Своеобразным условием любезности является умение оставлять ее проявления в некоторой тени, придавать им характер чего-то второстепенного, неподчеркнутого, полузаметного, как бы нечаянного и легкого в этой нечаянности. Бывает часто в общении, что известный «любезный» поступок совершается сознательно, и тот, к кому относится этот поступок, замечает его, оценивает и, так сказать, «принимает» его, пользуется им; и обе стороны продолжают общение так, как будто бы ничего не случилось. Каждый знает о происшедшем и знает также, что и другой знает о нем, и, может быть, оба прекрасно знают об этом взаимном «знании» и т. д. И как бы в силу молчаливого согласия оба делают вид, что они ничего не знают и что ничего не произошло. Но стоит «любезному» каким-нибудь неловким проявлением подчеркнуть свою любезность, и второстепенное выступает на первый план, деталь общения получает какое-то не соответствующее ей значение, несущественное приобретает характер сущности, и нередко возникает целый поток ненужных пререканий, а иногда и чувство неловкости у обеих сторон. Таковы, например, Манилов и Чичиков, раскланивающиеся перед дверью; таковы же иногда придворные льстецы и угодники; таковы, наконец, люди, полные неугомонного тщеславия и непрерывно жаждущие от собеседника положительной оценки.
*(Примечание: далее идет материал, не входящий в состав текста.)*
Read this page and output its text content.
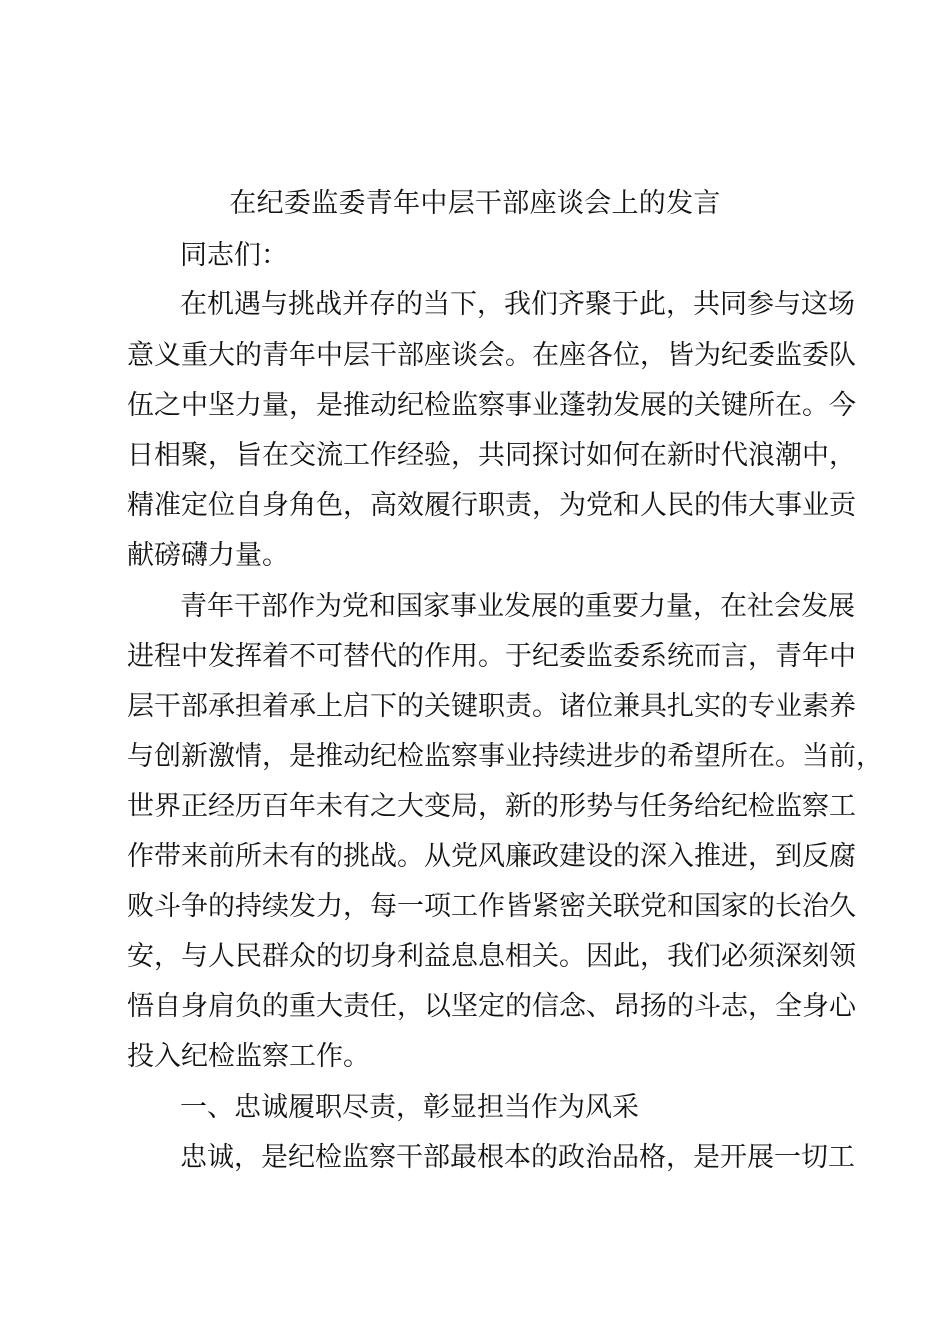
在纪委监委青年中层干部座谈会上的发言

同志们：

在机遇与挑战并存的当下，我们齐聚于此，共同参与这场

意义重大的青年中层干部座谈会。在座各位，皆为纪委监委队

伍之中坚力量，是推动纪检监察事业蓬勃发展的关键所在。今

日相聚，旨在交流工作经验，共同探讨如何在新时代浪潮中，

精准定位自身角色，高效履行职责，为党和人民的伟大事业贡

献磅礴力量。

青年干部作为党和国家事业发展的重要力量，在社会发展

进程中发挥着不可替代的作用。于纪委监委系统而言，青年中

层干部承担着承上启下的关键职责。诸位兼具扎实的专业素养

与创新激情，是推动纪检监察事业持续进步的希望所在。当前，

世界正经历百年未有之大变局，新的形势与任务给纪检监察工

作带来前所未有的挑战。从党风廉政建设的深入推进，到反腐

败斗争的持续发力，每一项工作皆紧密关联党和国家的长治久

安，与人民群众的切身利益息息相关。因此，我们必须深刻领

悟自身肩负的重大责任，以坚定的信念、昂扬的斗志，全身心

投入纪检监察工作。

一、忠诚履职尽责，彰显担当作为风采

忠诚，是纪检监察干部最根本的政治品格，是开展一切工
Подчеркнутая любезность имеет неприятное свойство «обязывать» того, по отношению к кому она проявлена, а для того чтобы открыто признать себя «обязанным», хотя бы даже в маловажном деле, не поднимая из-за этого лишних разговоров, необходима некоторая скромная уравновешенность самочувствия и, если угодно, известное гражданское мужество, которым люди вообще обладают так редко.

Из этого уже видно, что любезность в своем полном социальном осуществлении является своеобразным, далеко не всегда простым жизненным творчеством; именно благодаря ее полузаметности, благодаря ее склонности пребывать постоянно в полутонах и укрываться в оттенках, ее можно сравнить с невидимой доверчивому глазу, тонко и умело сплетаемой сетью, накинутой на человеческое общение. И как часто успех людей в обществе и даже в жизни объясняется именно ловким и удачным плетением этой незаметной сети, от цепких нитей которой не всегда гарантированы и львы…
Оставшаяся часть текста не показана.